| The Secrets of a Beautiful Life |
Chapter 20 |
Page 4 |
There is another phase of the comfort we have in Christ’s perfect knowledge of us. The world is not charitable toward our faults. Men are quick to note our inconsistencies. They see our faults with unfriendly eye. They are not patient with our infirmities. They easily doubt our sincerity when we fail to live up to our profession. Then sometimes men misunderstand us even when in our hearts we are really most faithful. Jesus Himself was continually misjudged and misunderstood. Men took His noblest and divinest acts, and made them appear unworthy and even disreputable. The disciples must not hope to escape the misrepresentation and the maligning which the Master Himself had to endure. There are few good men who are not at some time in their life misjudged or falsely accused. But in all such experiences we know there is One who knows the truth about us, who is always charitable in His judgment, who never misunderstands us nor misjudges us. When we have sinned and failed, yet knowing in our heart that we are repentant and sincere, or when we are misunderstood or falsely accused, we can look up with confidence into Christ’s face and say, “Lord, Thos knowest.” There is wonderful comfort in such cases in the consciousness that He understands all.
This love that is in the heart of Christ is a wonderful love. It is a love that never tires of us. We are not sure always of such patience and endurance in human affection. We complain if our friends do not return as deep, rich, and constant love as we give them. We are hurt at any evidence of the ebbing of love in them.
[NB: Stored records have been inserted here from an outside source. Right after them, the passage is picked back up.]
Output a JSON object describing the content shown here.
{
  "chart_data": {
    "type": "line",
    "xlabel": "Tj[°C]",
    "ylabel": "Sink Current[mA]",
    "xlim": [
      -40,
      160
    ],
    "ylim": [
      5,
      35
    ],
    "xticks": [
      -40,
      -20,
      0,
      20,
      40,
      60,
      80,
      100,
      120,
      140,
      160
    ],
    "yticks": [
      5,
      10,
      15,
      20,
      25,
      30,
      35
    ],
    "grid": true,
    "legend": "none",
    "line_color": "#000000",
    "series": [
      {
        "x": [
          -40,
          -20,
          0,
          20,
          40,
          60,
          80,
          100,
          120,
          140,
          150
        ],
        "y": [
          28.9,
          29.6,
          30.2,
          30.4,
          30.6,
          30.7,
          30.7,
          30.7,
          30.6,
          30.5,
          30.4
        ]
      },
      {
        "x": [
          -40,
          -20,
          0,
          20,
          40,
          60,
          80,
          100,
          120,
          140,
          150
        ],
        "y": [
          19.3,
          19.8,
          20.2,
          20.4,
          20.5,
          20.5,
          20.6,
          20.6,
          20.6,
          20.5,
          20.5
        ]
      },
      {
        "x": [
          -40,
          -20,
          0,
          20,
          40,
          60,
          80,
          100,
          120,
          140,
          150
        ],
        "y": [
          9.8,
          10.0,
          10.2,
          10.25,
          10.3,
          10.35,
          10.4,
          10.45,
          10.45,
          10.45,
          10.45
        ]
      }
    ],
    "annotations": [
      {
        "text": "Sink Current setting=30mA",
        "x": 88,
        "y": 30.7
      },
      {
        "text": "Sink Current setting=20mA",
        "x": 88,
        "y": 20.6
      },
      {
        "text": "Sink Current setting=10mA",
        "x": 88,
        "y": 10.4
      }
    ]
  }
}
Human love is ofttimes chilled and even repelled by the discovery of things unworthy, traits of character that are not beautiful, acts that are not right.
We are not sure always that human friends will love us still when they know all about us. We could not trust the world with the perfect knowledge that Christ has of our real inner life. There are records in the secret history of most of us that we would not dare spread out before the eyes of men. There are things in us — jealousies, envyings, selfish desires, earthward turnings, unholy affections — which we would not feel safe in laying bare, even to our dearest and most patient friends. But Christ knows all. Yet we need not be afraid to trust Him with all the innermost frailties, faults, and failures of our life. His love will not be turned back by these repulsive things while it finds in us even the feeblest true love for Him.
“He knows all, yet loves us better than He knows.”
In one sense it is not easy for Christ to save us. We struggle and resist, and there is much in us that persistently disputes His sway. It was the prayer of a saintly man, “Lord, save me in spite of myself.” We must all be saved, it would seem, if ever, in spite of ourselves. St. Paul found a law in his members for ever opposing the impulses of the new nature in him, making him do the things he would not. The only way Christ can save any of us is by never giving us up, never letting go His hold upon us, never allowing our stubborn earthward striving to drag us out of His hands.